O grupo analisou mais de 140 mil imagens de geckos ao redor do mundo, e descobriram que, em áreas com maior presença humana, as taxas de perda de cauda caem de cerca de 25% para menos de 12%. Isso sugere que os lagartos estão menos propensos a usar esse mecanismo em ambientes modificados.
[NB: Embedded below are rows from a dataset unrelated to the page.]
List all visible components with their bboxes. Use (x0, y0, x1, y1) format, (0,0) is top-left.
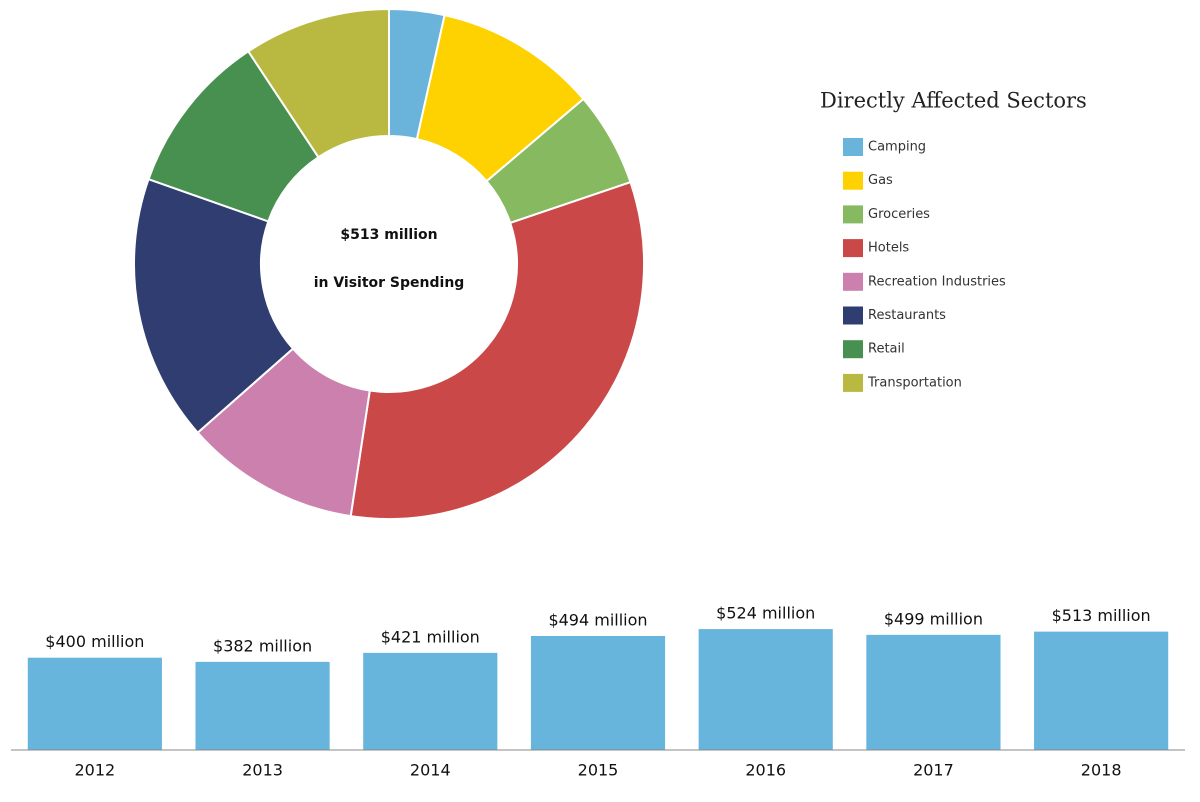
bar (866, 634, 1001, 750)
legend-label: Camping (868, 140, 926, 155)
bar (27, 657, 162, 750)
value-label: $400 million (45, 632, 144, 651)
legend-label: Groceries (868, 207, 930, 222)
donut-slice (133, 177, 295, 435)
donut-slice (246, 7, 390, 159)
legend-title: Directly Affected Sectors (820, 89, 1087, 113)
bar (1034, 631, 1169, 750)
x-tick-label: 2015 (578, 761, 619, 780)
legend-label: Retail (868, 342, 905, 357)
center-text: $513 million (340, 227, 437, 243)
value-label: $494 million (548, 611, 647, 630)
legend-swatch (843, 373, 863, 392)
bar (363, 652, 498, 750)
value-label: $499 million (884, 609, 983, 628)
legend-swatch (843, 138, 863, 156)
x-tick-label: 2013 (242, 761, 283, 780)
legend-label: Restaurants (868, 308, 946, 323)
donut-slice (349, 180, 645, 520)
bar (698, 629, 833, 750)
legend-label: Recreation Industries (868, 274, 1006, 289)
legend-swatch (843, 306, 863, 325)
value-label: $513 million (1052, 606, 1151, 625)
x-tick-label: 2014 (410, 761, 451, 780)
legend-swatch (843, 205, 863, 224)
x-tick-label: 2018 (1081, 761, 1122, 780)
x-tick-label: 2012 (74, 761, 115, 780)
legend-label: Transportation (867, 375, 962, 390)
bar (530, 636, 666, 750)
center-text: in Visitor Spending (314, 275, 465, 291)
legend-label: Hotels (868, 241, 909, 256)
legend-swatch (843, 340, 863, 359)
legend-swatch (843, 239, 863, 258)
legend-label: Gas (868, 173, 893, 188)
legend-swatch (843, 272, 863, 291)
x-tick-label: 2017 (913, 761, 954, 780)
bar (195, 661, 330, 750)
value-label: $382 million (213, 636, 312, 655)
x-tick-label: 2016 (745, 761, 786, 780)
value-label: $421 million (381, 627, 480, 646)
value-label: $524 million (716, 604, 815, 623)
legend-swatch (843, 171, 863, 190)
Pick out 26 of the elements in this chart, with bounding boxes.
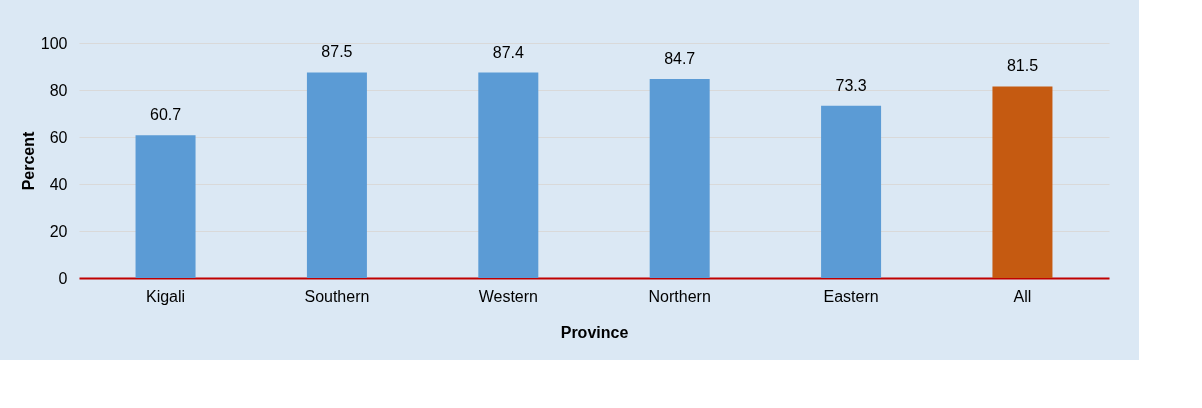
data-label: 73.3: [835, 76, 867, 94]
bar: [306, 72, 367, 278]
data-label: 60.7: [149, 106, 182, 124]
x-tick-label: Eastern: [823, 287, 879, 305]
x-tick-label: Western: [478, 287, 538, 305]
bar: [992, 86, 1053, 278]
y-tick-label: 20: [49, 222, 68, 240]
data-label: 84.7: [664, 49, 696, 67]
bar: [649, 78, 710, 278]
x-tick-label: Southern: [304, 287, 370, 305]
x-axis-title: Province: [560, 323, 629, 341]
data-label: 87.4: [492, 43, 524, 61]
bar: [821, 105, 882, 278]
x-tick-label: Northern: [648, 287, 711, 305]
bar: [478, 72, 539, 278]
y-tick-label: 0: [58, 269, 68, 287]
y-axis-title: Percent: [19, 130, 37, 191]
x-tick-label: Kigali: [145, 287, 186, 305]
bar: [135, 135, 196, 278]
y-tick-label: 100: [40, 34, 68, 52]
x-tick-label: All: [1013, 287, 1032, 305]
data-label: 81.5: [1006, 57, 1039, 75]
y-tick-label: 60: [49, 128, 68, 146]
y-tick-label: 40: [49, 175, 68, 193]
y-tick-label: 80: [49, 81, 68, 99]
data-label: 87.5: [321, 43, 353, 61]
A redução na perda de cauda em áreas modificadas pode indicar que os lagartos estão enfrentando menos predadores ou mudando seu comportamento de defesa com o avanço das degradações humanas. Isso pode ter relevância em como os pesquisadores interpretam dados ecológicos, especialmente em estudos que usam a autotomia como indicador de pressão predatória. Os efeitos são mais graves em espécies pequenas e saxícolas, as quais são mais propensas a exibir o comportamento. O professor Forti demonstra grande preocupação sobre a possível erosão de traços fenotípicos em animais selvagens com o avanço das alterações humanas no planeta.
“Muitos destes traços, como a capacidade de soltar a cauda voluntariamente destes lagartos, são relevantes para a sobrevivência – não sabemos se isso poderá ser uma tendência evolutiva, por tanto é algo que precisa ser melhor investigado”, completa o pesquisador. O estudo ainda destaca o potencial da ciência cidadã para revelar padrões ecológicos em escala planetária.
O professor também destaca o papel fundamental dos estudantes na coleta de dados e na condução de etapas-chave da pesquisa, reforçando a importância da colaboração: “Minha missão na pós-graduação tem sido romper com o modelo tradicional, que ainda privilegia apenas a relação estudante-orientador. Precisamos abrir espaço para uma produção de conhecimento mais horizontal e colaborativa.”